Janlav follows my gaze. But rather than tensing, he smiles at the woman. As he leads me past her, he nods at her. “Evening, little mother.”
The old woman smirks at us. Her cheeks are red either from the cold or liquor. “Evening, young lovers.”
I turn my gaze down as if embarrassed. She has no idea of who I am or that the door we closed hides a tunnel that goes all the way from the palace to a… public latrine. She just thinks that my love and I are a young couple embarked on mischief that might result in babies. Though that we aren’t—Celestia has yet to announce the name of her first lover.
Resisting the urge to laugh at the absurdness of it, I climb up the stairs, into the night that awaits us.

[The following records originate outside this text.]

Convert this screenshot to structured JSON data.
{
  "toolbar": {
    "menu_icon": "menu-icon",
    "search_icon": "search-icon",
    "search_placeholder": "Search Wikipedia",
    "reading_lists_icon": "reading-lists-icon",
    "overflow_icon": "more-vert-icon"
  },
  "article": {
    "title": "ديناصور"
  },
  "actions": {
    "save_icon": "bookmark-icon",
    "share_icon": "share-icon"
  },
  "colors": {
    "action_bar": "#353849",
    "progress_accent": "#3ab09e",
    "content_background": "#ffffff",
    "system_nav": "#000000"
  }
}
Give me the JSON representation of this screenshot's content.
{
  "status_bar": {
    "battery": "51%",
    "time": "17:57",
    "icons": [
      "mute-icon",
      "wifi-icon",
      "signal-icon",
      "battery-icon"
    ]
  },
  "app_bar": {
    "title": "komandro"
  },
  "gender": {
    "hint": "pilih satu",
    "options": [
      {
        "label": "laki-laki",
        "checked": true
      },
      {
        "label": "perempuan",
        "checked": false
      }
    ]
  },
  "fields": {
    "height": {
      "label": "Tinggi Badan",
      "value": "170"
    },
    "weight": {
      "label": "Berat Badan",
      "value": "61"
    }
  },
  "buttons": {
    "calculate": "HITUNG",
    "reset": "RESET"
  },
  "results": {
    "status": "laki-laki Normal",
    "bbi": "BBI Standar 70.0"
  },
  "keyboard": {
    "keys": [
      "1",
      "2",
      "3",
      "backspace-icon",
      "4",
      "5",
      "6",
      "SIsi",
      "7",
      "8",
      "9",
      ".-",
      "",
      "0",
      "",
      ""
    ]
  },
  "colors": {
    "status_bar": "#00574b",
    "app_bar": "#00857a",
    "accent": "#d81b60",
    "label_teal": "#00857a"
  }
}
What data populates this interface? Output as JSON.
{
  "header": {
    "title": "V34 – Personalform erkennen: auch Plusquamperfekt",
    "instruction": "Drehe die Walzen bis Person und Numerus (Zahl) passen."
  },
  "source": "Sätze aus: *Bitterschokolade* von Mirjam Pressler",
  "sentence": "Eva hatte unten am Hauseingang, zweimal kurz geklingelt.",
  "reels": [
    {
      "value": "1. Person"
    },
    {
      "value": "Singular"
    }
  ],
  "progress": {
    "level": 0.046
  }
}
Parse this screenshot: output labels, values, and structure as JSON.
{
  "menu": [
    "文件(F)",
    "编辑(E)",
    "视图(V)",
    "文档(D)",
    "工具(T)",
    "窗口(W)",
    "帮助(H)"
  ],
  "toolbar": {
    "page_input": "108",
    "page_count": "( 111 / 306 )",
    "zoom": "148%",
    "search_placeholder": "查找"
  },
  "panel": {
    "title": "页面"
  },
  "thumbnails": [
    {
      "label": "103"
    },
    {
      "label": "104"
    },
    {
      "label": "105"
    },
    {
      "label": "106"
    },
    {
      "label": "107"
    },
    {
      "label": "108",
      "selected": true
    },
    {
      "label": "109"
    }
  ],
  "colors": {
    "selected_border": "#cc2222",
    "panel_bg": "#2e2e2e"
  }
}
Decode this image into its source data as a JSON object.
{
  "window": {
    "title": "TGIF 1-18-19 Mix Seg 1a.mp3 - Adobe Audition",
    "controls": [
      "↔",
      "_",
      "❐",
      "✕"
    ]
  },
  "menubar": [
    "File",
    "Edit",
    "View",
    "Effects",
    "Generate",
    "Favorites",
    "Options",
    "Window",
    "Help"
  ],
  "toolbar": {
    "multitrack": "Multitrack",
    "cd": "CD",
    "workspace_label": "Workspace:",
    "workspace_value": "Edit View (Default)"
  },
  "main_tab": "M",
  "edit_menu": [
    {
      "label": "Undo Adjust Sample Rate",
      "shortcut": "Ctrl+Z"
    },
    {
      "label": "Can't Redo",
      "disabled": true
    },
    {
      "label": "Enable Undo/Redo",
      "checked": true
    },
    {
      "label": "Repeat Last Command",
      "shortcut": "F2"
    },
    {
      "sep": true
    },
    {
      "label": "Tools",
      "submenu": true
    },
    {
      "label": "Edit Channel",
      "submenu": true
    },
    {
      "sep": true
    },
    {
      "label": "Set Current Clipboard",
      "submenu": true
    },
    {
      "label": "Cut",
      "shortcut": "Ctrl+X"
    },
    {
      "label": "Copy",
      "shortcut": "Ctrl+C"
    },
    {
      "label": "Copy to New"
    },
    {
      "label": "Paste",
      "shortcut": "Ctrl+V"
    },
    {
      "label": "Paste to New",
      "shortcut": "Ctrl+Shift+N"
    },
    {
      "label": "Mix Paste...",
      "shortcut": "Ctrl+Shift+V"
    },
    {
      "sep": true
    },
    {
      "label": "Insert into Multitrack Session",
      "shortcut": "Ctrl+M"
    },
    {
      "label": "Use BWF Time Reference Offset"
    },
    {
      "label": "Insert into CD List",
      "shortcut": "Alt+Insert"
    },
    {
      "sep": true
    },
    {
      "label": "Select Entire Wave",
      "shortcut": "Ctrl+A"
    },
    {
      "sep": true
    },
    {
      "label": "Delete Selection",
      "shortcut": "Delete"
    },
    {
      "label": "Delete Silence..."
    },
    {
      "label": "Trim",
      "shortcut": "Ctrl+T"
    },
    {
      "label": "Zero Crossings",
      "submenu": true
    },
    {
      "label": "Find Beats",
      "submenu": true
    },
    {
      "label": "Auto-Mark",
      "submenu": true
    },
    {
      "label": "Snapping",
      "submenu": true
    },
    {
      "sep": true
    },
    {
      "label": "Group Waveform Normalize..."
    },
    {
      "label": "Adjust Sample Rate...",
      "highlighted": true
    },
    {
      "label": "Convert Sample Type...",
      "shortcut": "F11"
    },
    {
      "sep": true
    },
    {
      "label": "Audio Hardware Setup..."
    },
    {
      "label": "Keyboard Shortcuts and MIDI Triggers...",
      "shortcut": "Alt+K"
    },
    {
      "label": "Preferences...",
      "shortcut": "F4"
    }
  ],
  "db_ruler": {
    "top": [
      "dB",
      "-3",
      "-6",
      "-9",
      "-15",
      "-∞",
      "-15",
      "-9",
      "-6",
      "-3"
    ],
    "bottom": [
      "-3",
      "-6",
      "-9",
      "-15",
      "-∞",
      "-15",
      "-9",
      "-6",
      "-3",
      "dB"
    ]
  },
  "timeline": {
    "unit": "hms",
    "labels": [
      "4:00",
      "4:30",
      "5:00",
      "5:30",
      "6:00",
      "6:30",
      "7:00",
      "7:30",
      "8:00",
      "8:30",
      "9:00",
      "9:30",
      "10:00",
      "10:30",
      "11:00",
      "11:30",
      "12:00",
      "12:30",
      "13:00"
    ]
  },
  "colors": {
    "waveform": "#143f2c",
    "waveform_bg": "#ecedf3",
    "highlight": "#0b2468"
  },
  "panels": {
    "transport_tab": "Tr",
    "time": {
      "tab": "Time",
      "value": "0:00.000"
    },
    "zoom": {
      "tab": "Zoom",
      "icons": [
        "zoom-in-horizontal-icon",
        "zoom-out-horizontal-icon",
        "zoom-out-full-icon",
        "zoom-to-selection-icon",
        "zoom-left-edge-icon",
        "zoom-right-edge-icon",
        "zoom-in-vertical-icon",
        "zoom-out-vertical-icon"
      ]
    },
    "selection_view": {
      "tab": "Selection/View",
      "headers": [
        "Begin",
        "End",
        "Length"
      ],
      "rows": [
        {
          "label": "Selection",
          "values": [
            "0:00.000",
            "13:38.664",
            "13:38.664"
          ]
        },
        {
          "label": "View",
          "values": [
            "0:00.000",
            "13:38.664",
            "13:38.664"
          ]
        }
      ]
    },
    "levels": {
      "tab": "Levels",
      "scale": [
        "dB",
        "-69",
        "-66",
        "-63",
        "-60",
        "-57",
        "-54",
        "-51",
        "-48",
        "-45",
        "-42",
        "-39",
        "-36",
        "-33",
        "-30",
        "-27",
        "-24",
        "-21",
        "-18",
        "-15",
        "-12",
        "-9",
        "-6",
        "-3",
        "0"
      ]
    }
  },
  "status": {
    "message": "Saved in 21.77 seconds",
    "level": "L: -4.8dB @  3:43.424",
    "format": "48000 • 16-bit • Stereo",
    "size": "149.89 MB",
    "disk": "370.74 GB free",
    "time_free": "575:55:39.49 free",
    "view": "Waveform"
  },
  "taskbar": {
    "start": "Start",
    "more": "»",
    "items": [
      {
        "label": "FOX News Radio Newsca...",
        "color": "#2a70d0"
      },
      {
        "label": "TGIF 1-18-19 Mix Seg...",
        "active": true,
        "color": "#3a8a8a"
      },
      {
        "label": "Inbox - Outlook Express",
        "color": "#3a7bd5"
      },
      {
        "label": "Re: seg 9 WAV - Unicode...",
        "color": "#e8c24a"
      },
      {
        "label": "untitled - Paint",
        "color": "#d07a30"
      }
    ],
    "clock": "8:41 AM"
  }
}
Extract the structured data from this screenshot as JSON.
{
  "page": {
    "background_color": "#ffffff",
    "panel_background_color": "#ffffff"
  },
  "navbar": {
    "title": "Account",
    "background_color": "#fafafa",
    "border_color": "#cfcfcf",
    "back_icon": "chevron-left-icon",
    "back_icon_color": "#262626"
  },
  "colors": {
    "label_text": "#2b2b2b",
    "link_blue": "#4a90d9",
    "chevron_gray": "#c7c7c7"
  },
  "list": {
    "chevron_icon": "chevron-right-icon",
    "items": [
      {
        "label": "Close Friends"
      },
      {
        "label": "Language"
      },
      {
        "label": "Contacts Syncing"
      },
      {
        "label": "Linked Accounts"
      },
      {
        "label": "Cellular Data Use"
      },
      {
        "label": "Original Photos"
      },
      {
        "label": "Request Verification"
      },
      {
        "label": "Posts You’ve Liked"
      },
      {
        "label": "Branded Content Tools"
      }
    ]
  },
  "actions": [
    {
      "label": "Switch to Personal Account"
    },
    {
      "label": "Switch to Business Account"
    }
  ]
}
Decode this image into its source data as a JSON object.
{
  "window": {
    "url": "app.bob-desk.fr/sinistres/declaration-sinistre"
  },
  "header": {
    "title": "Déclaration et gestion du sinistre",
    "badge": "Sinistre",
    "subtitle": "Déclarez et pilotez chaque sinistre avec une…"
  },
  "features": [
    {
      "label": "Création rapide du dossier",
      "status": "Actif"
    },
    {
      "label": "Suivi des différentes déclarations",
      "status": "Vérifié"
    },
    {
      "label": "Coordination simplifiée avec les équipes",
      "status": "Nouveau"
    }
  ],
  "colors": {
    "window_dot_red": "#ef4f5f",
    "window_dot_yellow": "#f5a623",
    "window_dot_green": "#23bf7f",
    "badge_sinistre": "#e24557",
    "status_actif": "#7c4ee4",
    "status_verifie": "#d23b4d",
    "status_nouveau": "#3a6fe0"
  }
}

The main street stretches before us, as empty as I have ever seen it. It’s so late that not many carriages or carts brave the low temperatures. Wind swirls light snow above the wide flagstones and iron tracks of the trolleys. The air is full of pinprick flakes, and soon my cheeks and nose glow red.
“Is that the railway station?” I ask, unable to believe my eyes, that the tunnels could really lead this far.
“It is.”
The railway station stands right before us, an imposing building with an elaborate stucco facade, complete with carvings honoring my father. I glance at the sky, all too aware of how I’m betraying my sacred family. But the night is cloudy, and I can’t catch even a glimpse of my father. I pray this means that he can’t see me either.